Air Canada se défend d’avoir fait preuve de discrimination envers un député anglais

OTTAWA — Air Canada assure que son personnel a simplement suivi les procédures lorsqu’il a retenu le député britannique Mohammad Yasin pour lui poser des questions supplémentaires lors d’un voyage de parlementaires au Canada, la semaine dernière.

Le député travailliste Yasin a été interpellé à l’aéroport d’Heathrow, à Londres, alors que d’autres élus britanniques avec qui il voyageait n’ont pas subi le même traitement. 

Il aurait de nouveau été interpellé aux aéroports de Montréal et de Toronto pendant le même voyage de parlementaires.

Clive Betts, un autre député travailliste, s’est levé à la Chambre des communes cette semaine à Londres pour déplorer le fait que son collègue Yasin ait été interrogé par Air Canada et le personnel du gouvernement canadien. Il a estimé que l’incident était de nature «raciste et islamophobe».

Selon M. Betts, des employés lui auraient dit que «c’est parce qu’il s’appelle Mohammad» qu’il aurait été traité de cette façon.

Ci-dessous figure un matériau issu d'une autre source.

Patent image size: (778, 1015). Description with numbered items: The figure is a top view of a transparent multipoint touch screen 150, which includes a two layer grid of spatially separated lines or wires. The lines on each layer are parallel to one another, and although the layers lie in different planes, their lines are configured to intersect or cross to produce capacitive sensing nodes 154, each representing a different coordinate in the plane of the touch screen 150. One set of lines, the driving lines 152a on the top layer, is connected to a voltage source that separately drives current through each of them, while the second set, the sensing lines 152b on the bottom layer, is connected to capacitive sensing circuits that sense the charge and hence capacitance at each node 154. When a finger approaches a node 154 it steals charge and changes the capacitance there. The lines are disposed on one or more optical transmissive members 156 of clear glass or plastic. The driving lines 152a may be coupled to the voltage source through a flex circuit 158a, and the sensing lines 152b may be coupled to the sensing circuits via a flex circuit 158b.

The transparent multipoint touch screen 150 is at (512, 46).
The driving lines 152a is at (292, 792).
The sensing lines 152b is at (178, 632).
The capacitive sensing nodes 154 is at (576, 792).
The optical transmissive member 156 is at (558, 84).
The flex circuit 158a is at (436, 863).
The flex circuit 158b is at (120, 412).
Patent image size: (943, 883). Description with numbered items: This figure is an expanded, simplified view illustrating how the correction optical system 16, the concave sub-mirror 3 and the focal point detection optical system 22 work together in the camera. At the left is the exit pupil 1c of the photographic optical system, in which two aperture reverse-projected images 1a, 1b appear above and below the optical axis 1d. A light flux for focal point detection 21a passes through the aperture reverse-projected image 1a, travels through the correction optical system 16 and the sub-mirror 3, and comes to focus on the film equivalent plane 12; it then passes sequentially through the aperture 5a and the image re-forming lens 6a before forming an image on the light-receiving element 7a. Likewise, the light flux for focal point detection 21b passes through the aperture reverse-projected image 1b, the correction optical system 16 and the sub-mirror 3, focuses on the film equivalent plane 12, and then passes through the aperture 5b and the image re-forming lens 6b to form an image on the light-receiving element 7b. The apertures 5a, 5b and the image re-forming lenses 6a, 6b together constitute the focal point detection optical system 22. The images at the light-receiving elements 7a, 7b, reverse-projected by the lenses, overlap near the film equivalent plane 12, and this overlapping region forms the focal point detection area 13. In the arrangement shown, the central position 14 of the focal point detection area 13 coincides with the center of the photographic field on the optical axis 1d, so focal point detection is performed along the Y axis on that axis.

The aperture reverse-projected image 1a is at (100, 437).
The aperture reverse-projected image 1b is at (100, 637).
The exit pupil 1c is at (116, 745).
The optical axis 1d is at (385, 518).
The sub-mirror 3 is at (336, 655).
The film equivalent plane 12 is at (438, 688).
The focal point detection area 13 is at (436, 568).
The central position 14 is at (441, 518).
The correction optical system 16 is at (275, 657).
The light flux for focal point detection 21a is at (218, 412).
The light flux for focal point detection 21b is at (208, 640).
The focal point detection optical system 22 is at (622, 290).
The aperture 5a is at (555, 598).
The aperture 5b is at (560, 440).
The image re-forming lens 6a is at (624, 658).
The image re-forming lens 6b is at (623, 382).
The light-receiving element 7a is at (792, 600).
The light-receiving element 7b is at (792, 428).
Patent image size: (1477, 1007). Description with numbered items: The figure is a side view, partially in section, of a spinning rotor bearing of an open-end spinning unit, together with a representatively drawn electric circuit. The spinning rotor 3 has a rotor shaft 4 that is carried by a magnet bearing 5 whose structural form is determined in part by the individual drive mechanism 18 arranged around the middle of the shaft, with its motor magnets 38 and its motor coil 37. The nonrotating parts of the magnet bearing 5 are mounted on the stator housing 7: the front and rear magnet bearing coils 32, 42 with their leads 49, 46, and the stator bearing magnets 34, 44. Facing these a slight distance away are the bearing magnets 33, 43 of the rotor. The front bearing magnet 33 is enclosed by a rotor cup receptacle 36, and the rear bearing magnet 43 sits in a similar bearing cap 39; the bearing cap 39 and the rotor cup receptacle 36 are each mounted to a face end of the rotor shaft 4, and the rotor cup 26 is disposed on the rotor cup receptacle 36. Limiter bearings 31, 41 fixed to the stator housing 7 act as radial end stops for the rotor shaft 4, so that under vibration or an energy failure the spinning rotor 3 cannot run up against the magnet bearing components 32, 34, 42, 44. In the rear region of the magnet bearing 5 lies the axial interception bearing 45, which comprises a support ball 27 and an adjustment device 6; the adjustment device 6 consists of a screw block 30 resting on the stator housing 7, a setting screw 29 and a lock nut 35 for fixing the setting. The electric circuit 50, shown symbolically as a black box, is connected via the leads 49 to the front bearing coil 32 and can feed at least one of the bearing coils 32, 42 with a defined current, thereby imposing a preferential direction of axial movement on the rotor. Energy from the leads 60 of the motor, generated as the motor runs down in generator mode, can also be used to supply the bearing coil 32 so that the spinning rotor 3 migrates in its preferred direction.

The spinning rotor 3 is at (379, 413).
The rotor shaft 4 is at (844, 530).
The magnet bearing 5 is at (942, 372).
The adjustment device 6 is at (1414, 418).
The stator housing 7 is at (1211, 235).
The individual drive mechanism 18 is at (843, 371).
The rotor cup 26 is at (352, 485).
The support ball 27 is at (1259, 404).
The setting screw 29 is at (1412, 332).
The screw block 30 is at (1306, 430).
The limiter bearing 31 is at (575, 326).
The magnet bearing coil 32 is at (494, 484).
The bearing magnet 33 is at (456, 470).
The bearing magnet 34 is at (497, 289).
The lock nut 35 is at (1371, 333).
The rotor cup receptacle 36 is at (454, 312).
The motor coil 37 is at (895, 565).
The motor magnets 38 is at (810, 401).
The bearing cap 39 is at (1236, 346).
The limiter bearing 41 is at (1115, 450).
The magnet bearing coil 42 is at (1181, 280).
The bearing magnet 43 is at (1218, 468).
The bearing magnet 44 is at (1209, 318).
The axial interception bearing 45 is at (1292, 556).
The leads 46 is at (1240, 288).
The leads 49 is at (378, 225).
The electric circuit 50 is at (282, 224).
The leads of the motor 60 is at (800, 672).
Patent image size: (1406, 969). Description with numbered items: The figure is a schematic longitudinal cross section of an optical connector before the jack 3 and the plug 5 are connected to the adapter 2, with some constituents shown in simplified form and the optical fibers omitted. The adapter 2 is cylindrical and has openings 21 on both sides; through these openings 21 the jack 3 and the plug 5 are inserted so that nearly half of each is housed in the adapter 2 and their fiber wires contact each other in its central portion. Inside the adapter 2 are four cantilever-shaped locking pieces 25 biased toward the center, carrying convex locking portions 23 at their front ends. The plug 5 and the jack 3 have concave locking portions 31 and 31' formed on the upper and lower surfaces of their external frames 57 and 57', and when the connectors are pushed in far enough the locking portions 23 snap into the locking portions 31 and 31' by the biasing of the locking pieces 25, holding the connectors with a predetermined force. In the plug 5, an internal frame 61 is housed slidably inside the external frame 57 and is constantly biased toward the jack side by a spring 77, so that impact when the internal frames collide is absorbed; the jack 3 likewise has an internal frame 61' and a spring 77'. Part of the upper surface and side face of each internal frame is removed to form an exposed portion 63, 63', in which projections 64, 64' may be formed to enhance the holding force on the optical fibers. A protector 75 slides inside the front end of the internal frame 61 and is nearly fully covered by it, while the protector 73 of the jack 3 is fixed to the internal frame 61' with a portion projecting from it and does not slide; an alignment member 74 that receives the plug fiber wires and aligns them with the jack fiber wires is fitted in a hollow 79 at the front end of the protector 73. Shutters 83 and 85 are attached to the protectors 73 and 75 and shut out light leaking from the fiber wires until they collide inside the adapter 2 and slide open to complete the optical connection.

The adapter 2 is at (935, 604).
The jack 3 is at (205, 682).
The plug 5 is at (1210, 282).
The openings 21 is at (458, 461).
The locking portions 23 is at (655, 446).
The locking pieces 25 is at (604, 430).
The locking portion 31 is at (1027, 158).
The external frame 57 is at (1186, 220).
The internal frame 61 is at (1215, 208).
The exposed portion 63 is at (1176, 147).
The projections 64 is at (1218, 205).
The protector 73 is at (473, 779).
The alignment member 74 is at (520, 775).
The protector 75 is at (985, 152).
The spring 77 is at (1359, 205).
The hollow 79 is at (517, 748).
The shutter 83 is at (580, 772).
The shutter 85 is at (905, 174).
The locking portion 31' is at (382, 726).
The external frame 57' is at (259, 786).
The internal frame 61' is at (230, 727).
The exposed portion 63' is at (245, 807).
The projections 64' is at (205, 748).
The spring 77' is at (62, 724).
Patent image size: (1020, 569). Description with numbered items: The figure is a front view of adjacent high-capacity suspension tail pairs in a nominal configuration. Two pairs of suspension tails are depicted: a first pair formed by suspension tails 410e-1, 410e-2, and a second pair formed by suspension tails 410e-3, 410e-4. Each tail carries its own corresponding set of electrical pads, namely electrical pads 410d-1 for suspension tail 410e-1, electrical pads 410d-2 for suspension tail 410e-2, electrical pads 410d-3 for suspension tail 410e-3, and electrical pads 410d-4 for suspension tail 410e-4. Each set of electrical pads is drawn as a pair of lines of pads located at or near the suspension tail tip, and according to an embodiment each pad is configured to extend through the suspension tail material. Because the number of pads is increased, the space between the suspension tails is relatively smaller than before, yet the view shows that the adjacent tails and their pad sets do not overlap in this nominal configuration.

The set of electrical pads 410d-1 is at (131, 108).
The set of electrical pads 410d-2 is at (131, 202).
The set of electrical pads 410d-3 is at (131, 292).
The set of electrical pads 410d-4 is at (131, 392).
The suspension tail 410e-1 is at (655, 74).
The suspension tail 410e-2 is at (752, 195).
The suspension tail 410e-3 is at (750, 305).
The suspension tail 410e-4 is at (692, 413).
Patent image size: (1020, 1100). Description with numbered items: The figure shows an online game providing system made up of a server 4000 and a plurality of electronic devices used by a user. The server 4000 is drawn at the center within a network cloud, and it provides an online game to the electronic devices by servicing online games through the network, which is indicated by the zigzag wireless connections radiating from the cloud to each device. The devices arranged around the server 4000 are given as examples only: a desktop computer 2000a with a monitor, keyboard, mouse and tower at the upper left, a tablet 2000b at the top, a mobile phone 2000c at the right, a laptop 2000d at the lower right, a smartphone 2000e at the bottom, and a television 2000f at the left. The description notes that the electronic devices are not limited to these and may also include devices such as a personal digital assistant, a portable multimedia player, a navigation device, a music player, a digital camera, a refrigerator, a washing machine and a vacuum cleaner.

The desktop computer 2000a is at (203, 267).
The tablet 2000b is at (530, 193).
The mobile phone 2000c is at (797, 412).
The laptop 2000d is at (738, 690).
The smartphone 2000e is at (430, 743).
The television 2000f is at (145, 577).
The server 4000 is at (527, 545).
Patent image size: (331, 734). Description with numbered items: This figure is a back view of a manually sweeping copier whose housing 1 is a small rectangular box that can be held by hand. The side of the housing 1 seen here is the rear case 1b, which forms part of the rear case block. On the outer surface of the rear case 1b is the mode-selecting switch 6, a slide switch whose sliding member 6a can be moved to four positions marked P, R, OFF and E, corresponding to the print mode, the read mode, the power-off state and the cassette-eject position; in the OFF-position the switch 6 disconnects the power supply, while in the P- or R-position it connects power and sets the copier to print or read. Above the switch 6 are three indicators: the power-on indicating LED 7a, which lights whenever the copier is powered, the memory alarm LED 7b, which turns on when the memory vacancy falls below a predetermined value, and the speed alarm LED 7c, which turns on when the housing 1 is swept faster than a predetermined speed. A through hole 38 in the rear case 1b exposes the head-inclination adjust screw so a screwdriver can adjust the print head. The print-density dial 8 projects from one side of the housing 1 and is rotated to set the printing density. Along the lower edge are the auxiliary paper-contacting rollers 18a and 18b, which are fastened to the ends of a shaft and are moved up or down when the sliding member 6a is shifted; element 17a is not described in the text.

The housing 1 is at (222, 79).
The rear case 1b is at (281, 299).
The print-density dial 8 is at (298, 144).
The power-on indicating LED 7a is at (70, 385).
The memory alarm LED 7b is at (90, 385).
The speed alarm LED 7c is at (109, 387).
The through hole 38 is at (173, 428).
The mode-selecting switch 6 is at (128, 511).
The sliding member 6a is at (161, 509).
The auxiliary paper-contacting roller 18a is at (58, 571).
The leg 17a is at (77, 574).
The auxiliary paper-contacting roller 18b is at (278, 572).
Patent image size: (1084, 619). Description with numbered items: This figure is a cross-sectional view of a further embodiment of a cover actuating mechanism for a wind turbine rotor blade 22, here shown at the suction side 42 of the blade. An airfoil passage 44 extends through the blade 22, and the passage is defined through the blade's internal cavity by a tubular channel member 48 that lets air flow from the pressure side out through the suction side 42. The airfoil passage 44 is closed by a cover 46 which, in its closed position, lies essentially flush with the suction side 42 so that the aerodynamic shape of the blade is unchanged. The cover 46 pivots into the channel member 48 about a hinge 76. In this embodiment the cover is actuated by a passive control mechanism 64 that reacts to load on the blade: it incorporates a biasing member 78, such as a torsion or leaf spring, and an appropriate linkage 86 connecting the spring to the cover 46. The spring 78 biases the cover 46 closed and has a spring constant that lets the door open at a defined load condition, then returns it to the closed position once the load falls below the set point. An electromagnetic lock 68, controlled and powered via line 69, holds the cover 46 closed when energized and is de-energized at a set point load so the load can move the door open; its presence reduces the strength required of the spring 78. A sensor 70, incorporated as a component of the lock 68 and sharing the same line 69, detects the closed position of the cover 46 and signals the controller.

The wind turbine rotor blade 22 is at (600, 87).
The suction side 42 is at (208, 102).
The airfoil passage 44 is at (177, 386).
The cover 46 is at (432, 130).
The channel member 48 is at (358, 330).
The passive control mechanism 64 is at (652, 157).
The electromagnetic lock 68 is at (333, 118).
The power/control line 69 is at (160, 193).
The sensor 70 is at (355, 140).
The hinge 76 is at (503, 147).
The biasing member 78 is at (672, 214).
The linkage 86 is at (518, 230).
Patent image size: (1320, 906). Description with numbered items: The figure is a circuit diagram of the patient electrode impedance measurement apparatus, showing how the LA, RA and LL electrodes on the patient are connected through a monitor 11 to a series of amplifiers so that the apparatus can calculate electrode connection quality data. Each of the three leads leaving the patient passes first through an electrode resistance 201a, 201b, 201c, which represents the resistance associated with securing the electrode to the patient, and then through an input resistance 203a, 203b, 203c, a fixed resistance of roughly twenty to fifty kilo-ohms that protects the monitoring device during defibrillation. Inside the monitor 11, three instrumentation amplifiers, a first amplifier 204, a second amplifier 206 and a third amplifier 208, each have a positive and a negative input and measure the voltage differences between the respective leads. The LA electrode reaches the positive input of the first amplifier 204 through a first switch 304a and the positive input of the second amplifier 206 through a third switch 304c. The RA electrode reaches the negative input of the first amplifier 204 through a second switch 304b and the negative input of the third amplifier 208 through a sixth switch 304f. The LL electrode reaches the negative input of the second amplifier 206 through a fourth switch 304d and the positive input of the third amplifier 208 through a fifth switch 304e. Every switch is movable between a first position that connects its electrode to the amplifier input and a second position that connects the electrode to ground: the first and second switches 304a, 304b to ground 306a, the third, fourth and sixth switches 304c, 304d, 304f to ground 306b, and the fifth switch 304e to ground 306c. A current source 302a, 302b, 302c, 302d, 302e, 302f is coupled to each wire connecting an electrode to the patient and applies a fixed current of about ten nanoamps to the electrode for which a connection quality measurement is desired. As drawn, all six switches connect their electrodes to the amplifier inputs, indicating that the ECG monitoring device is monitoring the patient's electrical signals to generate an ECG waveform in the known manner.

Mais selon le transporteur aérien canadien, c’est une agence gouvernementale autorisée qui a déclenché des procédures de contrôle supplémentaires, avant que M. Yasin n’embarque sur son vol.

«Nous avons ensuite suivi les procédures prescrites pour ce client et, bien que cela lui ait causé un certain inconfort, pour lequel nous nous sommes excusés, le client a été autorisé à embarquer et il a pu respecter son horaire de voyage», a soutenu mercredi Air Canada dans une déclaration écrite. 

Le député Betts a déclaré que M. Yasin avait aussi reçu les excuses du secrétaire parlementaire du ministre canadien de l’Immigration — qui n’avait pas immédiatement répondu à une demande de commentaire mercredi. Les demandes de commentaires auprès de plusieurs ministères ont été transmises à l’Agence des services frontaliers du Canada.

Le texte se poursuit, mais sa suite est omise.